Hey there, time traveller!
This article was published 5/12/2012 (1690 days ago), so information in it may no longer be current.
Another long Manitoba winter is in full swing, but it is still important for children to get lots of fresh air and exercise. Keep your child’s comfort and safety in mind when planning time for outdoor play.
Dress your child in warm, non-restrictive layers of clothing to play outside. This includes insulated boots, winter jackets and snow pants.
Choose mitts that are lined or made of a material that cannot be easily soaked through, or wear two pairs. Try to cover as much skin as possible with a toque that covers your child’s ears, and a neck warmer that covers much of her face.
If you are using a scarf, make sure the ends are tucked securely under your child’s jacket. Loose scarves can become tangled on playground equipment, trees or shrubs and are a choking hazard.
This also applies to hoods, so keep the hood of your child’s jacket up and securely tied around her face.
On days when the temperature or wind chill dips below -25 C, plan to stay inside.
Watch for signs that your child has had too much of the cold: shivering, discolouration of the skin, complaints of numbness, stiffness or aches. At the first sign of any of these symptoms, move your child indoors.
Sometimes children enjoy playing outside so much that they either do not notice or do not want to let you know that they are cold. Make sure your child understands that you are going out to play for a short while, and that he will be able to go out again another time.
Here are some ideas to keep your children active and enjoying the fresh winter air:
• Create a "snow box". Fill a large container with loose, fluffy snow and give your child plastic shovels, rakes and buckets from the summer sand box.
• Build a giant snowball. This can be a winter-long project.
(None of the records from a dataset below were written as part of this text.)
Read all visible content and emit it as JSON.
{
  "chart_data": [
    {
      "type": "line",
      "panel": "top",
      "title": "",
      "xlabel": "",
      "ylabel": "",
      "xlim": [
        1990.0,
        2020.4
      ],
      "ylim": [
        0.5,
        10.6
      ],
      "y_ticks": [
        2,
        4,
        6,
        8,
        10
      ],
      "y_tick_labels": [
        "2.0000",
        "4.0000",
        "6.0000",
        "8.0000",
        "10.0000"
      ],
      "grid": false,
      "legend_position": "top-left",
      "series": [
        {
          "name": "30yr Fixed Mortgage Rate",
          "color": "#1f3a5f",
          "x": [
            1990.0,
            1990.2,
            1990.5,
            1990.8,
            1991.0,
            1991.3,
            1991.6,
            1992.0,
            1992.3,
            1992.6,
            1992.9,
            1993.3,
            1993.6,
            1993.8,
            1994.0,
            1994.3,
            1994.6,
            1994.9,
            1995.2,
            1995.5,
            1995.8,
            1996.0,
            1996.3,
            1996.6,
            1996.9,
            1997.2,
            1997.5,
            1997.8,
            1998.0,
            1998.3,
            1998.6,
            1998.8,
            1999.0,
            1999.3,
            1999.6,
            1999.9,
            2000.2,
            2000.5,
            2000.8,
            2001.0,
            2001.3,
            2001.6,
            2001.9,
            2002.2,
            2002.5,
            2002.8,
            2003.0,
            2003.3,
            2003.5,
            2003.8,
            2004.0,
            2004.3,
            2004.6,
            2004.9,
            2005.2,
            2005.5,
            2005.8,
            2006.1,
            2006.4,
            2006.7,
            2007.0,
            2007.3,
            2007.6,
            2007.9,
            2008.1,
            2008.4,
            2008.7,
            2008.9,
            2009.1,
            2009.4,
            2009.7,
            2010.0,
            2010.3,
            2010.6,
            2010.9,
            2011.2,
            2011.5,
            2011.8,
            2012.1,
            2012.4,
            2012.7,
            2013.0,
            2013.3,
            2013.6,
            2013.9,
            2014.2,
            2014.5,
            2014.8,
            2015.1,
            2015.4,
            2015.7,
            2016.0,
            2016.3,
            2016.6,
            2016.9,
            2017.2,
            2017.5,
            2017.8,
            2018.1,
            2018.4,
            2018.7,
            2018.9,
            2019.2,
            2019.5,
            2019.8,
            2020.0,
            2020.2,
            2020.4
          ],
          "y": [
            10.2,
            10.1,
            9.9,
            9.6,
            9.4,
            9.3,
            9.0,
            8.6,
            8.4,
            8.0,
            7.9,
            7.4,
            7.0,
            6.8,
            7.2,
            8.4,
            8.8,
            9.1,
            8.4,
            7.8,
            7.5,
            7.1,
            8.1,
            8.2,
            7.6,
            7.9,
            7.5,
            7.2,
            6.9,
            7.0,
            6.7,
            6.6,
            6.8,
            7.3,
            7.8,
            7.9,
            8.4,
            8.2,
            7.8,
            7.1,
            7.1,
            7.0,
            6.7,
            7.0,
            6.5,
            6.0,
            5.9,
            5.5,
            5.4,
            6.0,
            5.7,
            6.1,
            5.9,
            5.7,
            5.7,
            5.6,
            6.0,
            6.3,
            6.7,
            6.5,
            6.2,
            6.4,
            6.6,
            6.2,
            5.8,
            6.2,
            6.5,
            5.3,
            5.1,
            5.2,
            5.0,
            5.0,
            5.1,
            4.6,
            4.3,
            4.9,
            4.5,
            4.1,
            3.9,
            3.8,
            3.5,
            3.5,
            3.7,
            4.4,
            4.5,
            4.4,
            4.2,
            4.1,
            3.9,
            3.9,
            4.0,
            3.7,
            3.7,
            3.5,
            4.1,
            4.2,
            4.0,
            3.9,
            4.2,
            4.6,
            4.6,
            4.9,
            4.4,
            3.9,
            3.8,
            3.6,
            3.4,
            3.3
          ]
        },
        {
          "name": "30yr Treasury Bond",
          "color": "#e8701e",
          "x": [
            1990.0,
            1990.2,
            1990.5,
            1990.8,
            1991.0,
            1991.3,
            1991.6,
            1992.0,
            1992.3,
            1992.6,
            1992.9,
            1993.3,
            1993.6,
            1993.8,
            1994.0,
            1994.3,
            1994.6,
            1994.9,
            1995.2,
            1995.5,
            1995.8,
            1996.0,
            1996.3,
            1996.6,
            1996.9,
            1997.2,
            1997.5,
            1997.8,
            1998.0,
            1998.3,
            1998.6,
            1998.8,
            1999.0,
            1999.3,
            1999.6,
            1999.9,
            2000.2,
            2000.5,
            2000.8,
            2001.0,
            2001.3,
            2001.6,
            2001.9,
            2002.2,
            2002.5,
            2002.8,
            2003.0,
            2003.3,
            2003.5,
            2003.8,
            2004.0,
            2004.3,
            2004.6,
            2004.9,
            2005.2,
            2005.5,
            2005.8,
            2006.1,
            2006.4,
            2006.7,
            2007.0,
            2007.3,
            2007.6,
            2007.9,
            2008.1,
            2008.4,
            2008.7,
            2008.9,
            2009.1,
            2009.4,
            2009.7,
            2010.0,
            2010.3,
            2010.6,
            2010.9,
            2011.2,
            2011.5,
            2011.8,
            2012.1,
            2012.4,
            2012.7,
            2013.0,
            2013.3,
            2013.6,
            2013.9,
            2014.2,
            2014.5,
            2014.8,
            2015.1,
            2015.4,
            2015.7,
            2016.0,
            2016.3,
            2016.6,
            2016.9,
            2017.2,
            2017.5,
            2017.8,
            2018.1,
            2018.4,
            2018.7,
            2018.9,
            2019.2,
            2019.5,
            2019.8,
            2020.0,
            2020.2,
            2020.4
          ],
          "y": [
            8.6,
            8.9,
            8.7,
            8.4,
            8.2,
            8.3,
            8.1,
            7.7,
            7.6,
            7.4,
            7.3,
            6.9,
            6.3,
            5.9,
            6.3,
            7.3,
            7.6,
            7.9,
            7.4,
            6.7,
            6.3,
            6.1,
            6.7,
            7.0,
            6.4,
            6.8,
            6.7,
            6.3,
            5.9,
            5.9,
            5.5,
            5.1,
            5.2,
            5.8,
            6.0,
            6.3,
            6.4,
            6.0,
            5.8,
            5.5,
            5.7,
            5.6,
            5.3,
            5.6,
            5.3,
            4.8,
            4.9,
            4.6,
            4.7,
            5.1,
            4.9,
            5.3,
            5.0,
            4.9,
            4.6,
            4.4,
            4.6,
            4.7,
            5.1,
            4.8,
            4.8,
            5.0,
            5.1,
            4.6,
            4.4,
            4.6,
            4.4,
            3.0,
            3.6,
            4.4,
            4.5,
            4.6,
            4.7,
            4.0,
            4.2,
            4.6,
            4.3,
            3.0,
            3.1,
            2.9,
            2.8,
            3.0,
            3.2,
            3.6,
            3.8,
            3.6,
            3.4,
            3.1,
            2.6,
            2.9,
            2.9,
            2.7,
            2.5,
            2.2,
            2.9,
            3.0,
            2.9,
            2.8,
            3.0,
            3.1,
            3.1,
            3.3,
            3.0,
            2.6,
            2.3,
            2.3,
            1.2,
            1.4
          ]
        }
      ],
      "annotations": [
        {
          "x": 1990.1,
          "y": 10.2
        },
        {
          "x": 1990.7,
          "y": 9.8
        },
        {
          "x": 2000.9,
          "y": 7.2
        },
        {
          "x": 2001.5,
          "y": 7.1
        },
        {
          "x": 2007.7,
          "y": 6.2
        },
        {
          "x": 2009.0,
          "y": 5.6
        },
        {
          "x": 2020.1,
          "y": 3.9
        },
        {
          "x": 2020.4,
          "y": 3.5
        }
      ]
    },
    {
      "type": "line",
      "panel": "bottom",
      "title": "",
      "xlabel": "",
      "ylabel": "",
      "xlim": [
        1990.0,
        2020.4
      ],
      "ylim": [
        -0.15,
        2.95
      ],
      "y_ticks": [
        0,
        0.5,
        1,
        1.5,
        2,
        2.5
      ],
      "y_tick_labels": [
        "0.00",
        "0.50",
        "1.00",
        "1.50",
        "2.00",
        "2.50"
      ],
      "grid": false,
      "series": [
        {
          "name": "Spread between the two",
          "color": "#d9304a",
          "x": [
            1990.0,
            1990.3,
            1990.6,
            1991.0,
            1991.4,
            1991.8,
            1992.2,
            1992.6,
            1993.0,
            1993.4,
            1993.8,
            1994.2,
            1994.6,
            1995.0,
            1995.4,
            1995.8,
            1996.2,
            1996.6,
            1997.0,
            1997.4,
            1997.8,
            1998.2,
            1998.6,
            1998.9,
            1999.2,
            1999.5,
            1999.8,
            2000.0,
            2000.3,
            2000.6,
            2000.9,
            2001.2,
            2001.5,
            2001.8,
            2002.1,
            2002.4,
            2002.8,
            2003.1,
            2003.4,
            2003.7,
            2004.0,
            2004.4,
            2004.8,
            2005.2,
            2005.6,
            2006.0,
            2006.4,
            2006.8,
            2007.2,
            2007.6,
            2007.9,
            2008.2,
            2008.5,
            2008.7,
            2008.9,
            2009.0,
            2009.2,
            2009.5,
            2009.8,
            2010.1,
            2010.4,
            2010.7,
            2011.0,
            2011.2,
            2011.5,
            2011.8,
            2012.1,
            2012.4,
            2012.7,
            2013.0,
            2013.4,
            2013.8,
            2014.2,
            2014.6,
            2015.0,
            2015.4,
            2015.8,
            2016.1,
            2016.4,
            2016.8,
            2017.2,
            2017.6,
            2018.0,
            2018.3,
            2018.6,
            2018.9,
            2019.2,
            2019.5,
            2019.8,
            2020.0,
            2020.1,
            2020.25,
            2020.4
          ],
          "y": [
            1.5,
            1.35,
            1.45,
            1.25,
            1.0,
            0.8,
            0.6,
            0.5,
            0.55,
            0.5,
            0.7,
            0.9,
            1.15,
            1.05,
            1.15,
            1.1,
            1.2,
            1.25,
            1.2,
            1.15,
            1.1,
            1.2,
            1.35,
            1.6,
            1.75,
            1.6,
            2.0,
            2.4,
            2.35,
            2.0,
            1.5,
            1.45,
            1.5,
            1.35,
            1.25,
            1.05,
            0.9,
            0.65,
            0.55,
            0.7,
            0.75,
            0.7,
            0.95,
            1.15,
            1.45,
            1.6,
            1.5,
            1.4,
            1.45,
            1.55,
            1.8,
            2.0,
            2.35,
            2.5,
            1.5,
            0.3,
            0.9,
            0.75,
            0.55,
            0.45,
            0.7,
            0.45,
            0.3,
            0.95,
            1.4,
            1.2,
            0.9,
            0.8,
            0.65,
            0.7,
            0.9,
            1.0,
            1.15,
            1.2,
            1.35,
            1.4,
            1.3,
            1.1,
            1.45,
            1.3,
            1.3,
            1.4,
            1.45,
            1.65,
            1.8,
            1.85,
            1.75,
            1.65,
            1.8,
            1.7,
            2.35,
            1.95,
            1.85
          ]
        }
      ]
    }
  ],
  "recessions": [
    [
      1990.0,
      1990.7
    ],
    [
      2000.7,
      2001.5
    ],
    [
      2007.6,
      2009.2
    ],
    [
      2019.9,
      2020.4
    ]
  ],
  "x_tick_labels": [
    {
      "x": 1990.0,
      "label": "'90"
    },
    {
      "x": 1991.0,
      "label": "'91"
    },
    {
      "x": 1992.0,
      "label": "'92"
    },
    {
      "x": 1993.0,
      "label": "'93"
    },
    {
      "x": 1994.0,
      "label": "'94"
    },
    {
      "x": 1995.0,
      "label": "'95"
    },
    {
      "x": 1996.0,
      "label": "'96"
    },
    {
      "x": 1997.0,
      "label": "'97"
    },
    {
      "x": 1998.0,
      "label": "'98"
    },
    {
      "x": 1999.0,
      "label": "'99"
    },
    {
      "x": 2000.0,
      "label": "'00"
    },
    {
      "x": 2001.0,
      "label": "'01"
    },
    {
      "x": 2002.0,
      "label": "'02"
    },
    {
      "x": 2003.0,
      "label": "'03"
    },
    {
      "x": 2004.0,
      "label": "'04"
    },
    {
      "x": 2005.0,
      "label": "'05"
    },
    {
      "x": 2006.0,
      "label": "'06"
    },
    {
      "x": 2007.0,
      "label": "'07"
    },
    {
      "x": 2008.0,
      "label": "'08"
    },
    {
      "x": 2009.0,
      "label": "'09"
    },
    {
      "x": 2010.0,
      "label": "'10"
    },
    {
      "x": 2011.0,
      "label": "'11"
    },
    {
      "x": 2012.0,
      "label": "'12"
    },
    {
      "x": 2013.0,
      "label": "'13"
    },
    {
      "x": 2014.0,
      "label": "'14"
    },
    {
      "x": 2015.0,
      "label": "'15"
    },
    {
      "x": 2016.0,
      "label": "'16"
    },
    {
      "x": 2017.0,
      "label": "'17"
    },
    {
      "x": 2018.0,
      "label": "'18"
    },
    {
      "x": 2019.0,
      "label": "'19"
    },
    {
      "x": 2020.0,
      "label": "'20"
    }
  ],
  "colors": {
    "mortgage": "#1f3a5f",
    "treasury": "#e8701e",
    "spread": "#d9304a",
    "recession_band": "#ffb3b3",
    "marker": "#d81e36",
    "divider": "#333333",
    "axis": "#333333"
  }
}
Help your child build a big snowball or snowman, and continually add to it over the winter. Part of the fun is watching in the spring as everything melts around it, and the giant snowball is the last to go.
• Get a child sized shovel and let your child help shovel the sidewalk or just dig paths through the yard or park.
• Run together through a patch of freshly fallen snow and try to cover it completely in footprints.
As soon as you come in from the cold, help your child remove all wet clothing and put on warm, dry clothes. Have a warm or cold drink ready to prevent dehydration.
Winter through a child’s eyes is a magical time. If you grew up in this climate, you probably have fond memories of playing in the snow.
Bring out your inner child and enjoy some time playing outside with your little ones this winter!
Shawna Munro works at the Elspeth Reid Family Resource Centre, a facility of Child and Family Services of Western Manitoba that offers parenting information and support.